That last sentence explains much of what has ailed the US over the last four games, including last night's win over Guadeloupe. Bradley's 4-4-2 requires both Dempsey and Donovan to pinch in and play as attacking central midfielders rather than as wingers. The US gets its width from the two fullbacks. In this system, Altidore and either Aguduelo or Wondolowski play as strikers, and both Dempsey and Donovan press forward from either flank, looking to create and shoot from central positions but generally arriving from the outside. Neither player hugs the sideline, for example, or tries to get behind the opposing fullbacks. Bradley plays as a type of box-to-box midfielder (although whether such a position still exists in the modern games is subject to some debate), with Jones as the true holding midfielder. The point being that in the US 4-4-2, Bradley will press forward when he can and Jones will hold back (generally speaking). Finally, both fullbacks, Bocanegra and Cherundelo, for example, push high up the field. providing support to the attacking four of Dempsey, Donovan, Agudeuelo and Altidore (although through three Gold Cup matches, Donovan has typically stayed deeper than Dempsey, while the latter has often started from deep but has then looked to get forward, mostly on the left but frequently switching sides with Donovan). To see how the US shape changed as the Panama game went on, click here.

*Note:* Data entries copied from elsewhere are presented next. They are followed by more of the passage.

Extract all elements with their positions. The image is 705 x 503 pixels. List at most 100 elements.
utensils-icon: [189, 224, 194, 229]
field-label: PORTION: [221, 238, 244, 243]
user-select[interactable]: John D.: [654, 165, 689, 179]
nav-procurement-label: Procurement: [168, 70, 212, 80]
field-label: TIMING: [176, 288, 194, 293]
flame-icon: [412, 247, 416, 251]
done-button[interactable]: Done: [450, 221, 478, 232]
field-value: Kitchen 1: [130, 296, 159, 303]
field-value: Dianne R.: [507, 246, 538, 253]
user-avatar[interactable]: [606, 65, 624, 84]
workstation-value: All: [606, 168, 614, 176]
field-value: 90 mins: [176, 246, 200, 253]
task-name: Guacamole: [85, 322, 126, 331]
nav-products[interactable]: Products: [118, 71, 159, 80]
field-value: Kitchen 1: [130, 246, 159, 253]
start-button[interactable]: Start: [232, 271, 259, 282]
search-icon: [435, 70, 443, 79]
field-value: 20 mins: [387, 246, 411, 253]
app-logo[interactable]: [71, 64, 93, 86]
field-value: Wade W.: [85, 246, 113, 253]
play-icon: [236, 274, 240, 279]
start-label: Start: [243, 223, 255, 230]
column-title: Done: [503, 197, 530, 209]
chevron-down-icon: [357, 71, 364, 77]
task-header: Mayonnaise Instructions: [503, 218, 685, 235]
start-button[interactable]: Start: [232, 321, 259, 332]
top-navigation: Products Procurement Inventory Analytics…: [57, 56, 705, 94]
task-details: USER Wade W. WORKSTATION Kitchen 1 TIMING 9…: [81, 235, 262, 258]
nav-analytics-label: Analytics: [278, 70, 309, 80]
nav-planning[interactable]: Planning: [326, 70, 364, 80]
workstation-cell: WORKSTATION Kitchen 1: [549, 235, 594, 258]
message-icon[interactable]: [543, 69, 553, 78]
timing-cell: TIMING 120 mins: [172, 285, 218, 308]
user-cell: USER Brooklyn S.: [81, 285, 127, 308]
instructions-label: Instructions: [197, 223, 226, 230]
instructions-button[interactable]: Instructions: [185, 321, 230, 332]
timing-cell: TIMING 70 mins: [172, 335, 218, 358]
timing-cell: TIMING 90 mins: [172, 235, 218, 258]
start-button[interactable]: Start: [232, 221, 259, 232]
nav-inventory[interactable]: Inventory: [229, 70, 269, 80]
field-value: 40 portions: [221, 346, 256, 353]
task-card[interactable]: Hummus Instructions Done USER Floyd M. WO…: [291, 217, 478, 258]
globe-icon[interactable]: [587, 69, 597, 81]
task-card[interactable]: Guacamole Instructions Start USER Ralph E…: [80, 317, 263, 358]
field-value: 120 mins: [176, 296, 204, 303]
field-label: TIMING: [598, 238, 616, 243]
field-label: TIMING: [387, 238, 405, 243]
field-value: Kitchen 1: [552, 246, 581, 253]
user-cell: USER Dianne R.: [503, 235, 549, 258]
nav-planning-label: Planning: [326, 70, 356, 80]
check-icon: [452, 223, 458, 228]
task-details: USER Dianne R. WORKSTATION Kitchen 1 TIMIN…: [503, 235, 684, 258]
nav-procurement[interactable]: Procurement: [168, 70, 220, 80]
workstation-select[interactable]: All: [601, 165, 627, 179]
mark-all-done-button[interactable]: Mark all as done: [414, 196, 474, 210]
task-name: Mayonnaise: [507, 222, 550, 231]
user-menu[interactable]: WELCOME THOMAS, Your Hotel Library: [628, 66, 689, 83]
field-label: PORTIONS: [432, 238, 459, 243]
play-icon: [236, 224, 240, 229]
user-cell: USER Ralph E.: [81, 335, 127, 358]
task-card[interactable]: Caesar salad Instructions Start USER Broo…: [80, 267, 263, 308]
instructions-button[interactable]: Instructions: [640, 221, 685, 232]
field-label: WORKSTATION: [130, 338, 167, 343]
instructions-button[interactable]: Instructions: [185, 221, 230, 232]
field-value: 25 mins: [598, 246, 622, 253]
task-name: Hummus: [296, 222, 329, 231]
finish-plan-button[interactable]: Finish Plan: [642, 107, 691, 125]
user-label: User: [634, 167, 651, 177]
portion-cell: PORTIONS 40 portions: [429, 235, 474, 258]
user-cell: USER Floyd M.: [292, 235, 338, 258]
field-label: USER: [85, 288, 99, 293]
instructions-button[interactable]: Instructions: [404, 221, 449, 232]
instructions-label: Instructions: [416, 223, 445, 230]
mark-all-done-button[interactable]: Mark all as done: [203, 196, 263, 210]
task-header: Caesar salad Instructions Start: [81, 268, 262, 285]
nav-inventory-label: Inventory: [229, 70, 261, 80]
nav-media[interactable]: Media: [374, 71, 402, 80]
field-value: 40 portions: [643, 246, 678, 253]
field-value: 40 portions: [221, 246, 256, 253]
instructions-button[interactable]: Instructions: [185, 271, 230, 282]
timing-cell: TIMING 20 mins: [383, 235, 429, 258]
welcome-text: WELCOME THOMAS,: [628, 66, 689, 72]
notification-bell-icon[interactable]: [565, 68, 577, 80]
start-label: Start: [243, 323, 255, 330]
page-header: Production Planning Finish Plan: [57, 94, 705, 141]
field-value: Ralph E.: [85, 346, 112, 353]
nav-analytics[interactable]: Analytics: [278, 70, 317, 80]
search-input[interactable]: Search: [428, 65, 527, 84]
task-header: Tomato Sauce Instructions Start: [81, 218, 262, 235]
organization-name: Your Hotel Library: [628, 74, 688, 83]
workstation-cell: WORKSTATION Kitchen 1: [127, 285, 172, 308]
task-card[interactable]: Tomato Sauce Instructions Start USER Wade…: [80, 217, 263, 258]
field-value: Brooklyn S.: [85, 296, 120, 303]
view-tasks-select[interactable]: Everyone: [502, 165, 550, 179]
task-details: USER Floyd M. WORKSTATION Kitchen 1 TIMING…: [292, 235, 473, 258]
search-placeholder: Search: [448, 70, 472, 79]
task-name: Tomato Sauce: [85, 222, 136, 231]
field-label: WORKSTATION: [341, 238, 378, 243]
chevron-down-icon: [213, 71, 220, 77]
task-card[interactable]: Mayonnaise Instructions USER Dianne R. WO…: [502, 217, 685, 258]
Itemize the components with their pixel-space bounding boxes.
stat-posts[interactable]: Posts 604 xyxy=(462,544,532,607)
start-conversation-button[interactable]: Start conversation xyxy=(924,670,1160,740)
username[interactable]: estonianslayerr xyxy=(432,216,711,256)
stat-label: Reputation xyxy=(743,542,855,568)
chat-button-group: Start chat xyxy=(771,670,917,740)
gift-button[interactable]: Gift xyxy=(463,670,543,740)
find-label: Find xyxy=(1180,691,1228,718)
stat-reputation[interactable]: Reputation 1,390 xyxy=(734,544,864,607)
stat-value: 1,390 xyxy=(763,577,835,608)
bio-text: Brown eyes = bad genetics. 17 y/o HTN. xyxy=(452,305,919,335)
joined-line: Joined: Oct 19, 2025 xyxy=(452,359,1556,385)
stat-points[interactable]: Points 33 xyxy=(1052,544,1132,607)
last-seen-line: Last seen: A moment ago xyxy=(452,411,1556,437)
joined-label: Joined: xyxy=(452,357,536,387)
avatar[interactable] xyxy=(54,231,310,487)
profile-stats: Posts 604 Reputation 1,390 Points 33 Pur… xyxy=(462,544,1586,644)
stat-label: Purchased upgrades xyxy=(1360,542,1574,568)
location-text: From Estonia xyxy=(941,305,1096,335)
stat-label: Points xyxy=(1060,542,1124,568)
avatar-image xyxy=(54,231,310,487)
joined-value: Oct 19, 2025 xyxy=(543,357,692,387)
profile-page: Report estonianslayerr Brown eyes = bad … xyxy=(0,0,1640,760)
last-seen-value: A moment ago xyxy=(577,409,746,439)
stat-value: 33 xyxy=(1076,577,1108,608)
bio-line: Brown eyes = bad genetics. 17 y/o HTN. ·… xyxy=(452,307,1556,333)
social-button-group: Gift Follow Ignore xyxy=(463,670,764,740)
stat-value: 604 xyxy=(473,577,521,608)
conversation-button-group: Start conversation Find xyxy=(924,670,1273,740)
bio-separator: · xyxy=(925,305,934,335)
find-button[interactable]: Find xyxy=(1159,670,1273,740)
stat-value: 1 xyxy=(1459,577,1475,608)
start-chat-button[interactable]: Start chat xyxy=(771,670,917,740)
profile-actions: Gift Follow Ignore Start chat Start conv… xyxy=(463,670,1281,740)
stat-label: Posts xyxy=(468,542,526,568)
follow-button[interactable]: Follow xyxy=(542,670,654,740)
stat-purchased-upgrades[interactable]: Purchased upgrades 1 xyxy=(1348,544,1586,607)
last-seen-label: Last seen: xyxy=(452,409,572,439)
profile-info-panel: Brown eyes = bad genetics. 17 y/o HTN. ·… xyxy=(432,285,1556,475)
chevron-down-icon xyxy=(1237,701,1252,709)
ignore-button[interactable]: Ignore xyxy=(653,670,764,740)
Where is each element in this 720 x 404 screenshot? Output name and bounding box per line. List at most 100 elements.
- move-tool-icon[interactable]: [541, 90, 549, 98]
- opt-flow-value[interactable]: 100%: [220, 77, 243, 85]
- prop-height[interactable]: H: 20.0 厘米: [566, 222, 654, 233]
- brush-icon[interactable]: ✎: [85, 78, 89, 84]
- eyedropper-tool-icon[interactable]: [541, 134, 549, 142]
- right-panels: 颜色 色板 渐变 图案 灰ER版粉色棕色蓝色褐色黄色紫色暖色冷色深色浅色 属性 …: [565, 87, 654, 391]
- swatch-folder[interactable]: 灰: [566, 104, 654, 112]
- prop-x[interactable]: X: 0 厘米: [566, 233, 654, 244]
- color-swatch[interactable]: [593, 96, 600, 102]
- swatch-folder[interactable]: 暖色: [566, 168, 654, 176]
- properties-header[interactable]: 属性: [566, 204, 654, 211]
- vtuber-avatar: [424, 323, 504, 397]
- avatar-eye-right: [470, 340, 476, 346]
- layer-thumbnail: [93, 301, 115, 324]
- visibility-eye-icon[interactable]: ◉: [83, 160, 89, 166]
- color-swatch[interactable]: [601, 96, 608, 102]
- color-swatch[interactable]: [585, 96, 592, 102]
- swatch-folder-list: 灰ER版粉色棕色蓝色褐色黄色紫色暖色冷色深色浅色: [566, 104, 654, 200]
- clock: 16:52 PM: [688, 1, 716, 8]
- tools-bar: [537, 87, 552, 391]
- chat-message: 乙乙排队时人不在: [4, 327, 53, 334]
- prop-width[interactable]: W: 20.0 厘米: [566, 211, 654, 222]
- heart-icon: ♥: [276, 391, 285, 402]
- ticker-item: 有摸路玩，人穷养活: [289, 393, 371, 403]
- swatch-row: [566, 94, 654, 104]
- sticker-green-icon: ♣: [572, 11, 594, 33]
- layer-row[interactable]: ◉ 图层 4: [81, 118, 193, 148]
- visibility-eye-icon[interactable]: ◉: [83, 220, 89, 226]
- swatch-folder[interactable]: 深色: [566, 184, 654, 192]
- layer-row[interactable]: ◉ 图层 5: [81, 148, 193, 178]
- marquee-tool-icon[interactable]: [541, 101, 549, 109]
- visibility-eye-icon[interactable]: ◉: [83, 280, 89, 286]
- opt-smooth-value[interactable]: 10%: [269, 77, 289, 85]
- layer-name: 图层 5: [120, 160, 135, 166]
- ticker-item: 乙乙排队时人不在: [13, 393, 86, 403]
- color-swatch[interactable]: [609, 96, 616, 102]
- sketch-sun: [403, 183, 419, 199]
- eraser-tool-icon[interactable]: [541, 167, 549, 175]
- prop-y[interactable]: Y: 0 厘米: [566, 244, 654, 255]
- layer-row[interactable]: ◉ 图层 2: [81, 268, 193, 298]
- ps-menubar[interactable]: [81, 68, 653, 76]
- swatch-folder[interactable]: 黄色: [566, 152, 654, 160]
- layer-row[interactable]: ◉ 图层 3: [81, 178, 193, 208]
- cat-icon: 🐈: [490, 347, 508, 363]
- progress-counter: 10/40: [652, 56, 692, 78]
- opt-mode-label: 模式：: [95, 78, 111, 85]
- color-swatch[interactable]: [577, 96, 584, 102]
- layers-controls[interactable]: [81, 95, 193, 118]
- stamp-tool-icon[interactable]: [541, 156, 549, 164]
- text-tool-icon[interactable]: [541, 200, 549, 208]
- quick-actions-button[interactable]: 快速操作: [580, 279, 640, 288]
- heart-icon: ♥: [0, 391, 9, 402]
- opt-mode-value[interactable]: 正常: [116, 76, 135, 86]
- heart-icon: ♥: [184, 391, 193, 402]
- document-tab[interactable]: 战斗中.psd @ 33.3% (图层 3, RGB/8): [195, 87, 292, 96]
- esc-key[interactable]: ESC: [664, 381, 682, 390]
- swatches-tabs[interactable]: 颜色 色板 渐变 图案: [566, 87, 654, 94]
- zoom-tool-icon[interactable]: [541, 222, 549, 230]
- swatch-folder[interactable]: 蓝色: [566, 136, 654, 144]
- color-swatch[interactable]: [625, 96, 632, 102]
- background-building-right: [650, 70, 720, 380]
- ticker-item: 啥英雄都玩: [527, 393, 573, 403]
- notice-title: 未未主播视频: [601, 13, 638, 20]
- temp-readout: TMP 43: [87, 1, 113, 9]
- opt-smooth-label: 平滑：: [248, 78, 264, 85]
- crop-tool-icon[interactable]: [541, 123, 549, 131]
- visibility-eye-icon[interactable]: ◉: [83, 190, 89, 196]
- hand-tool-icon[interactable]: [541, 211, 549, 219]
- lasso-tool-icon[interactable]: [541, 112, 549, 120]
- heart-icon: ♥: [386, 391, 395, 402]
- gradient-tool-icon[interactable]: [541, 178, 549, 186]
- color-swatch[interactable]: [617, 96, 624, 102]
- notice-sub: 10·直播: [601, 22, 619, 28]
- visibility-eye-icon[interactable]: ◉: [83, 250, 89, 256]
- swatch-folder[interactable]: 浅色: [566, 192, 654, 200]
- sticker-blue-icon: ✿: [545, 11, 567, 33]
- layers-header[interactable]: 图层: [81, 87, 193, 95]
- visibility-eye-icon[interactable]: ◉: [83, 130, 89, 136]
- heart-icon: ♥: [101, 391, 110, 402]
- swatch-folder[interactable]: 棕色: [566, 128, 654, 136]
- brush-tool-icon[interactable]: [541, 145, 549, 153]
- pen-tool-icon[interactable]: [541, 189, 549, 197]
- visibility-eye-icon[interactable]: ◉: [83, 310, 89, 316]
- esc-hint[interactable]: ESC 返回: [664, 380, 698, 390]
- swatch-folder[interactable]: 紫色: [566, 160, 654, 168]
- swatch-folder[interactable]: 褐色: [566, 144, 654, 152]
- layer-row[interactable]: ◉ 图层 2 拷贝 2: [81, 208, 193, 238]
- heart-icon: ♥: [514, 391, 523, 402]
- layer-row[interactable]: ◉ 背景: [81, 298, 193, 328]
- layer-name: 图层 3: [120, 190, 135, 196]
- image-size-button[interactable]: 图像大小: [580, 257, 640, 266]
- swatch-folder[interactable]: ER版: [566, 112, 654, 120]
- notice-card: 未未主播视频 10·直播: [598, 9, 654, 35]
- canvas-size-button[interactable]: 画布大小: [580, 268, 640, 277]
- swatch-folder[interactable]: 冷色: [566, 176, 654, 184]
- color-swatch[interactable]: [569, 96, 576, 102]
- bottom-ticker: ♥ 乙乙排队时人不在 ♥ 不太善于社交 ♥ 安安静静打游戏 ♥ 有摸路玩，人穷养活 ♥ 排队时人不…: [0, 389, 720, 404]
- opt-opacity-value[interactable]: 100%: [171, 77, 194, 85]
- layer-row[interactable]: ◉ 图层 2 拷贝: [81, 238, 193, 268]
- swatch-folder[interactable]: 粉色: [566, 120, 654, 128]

The end result is that the US typically has 6-7 players in the attack phase when they are in possession, which has been fairly frequent in the three Gold Cup matches (I can't find any time-of-possession data thanks to the continued lame statistical coverage of the US soccer media). This is inspiring and shows how much confidence Bradley has in the quality of the US side. But it must be pointed out that Bradley's approach leaves only 3 outfield players (plus Howard in goal) to defend. And what every team over the last three games has shown (Spain just tore us apart from every angle possible) is that you can get behind our two fullbacks and create havoc. Panama did it and won, and Guadeloupe and Canada each created quality chances.
The point is that if Bradley is going to attack, he needs to get his players' respective and collective heads straight from the start. Respect your opponent and come out and win the first 20 minutes--and win them hard. I do not see the US quality as being so far above Panama, Mexico, Jamaica and other countries that they can play without a sense of passion and purpose for a full 90 minutes and be assured of a positive result. In the next stages of the tournament, Bradley needs to consider dropping the two fullbacks back or even going to a 4-2-3-1 or a 4-5-1. Whatever the case, something has to change if the US hopes to advance to the final. Panama showed that we are vulnerable physically and tactically. We may have more skill and experience then the other teams (save Mexico), but it's clearly not enough if we hope to maintain our dominance of CONCACAF.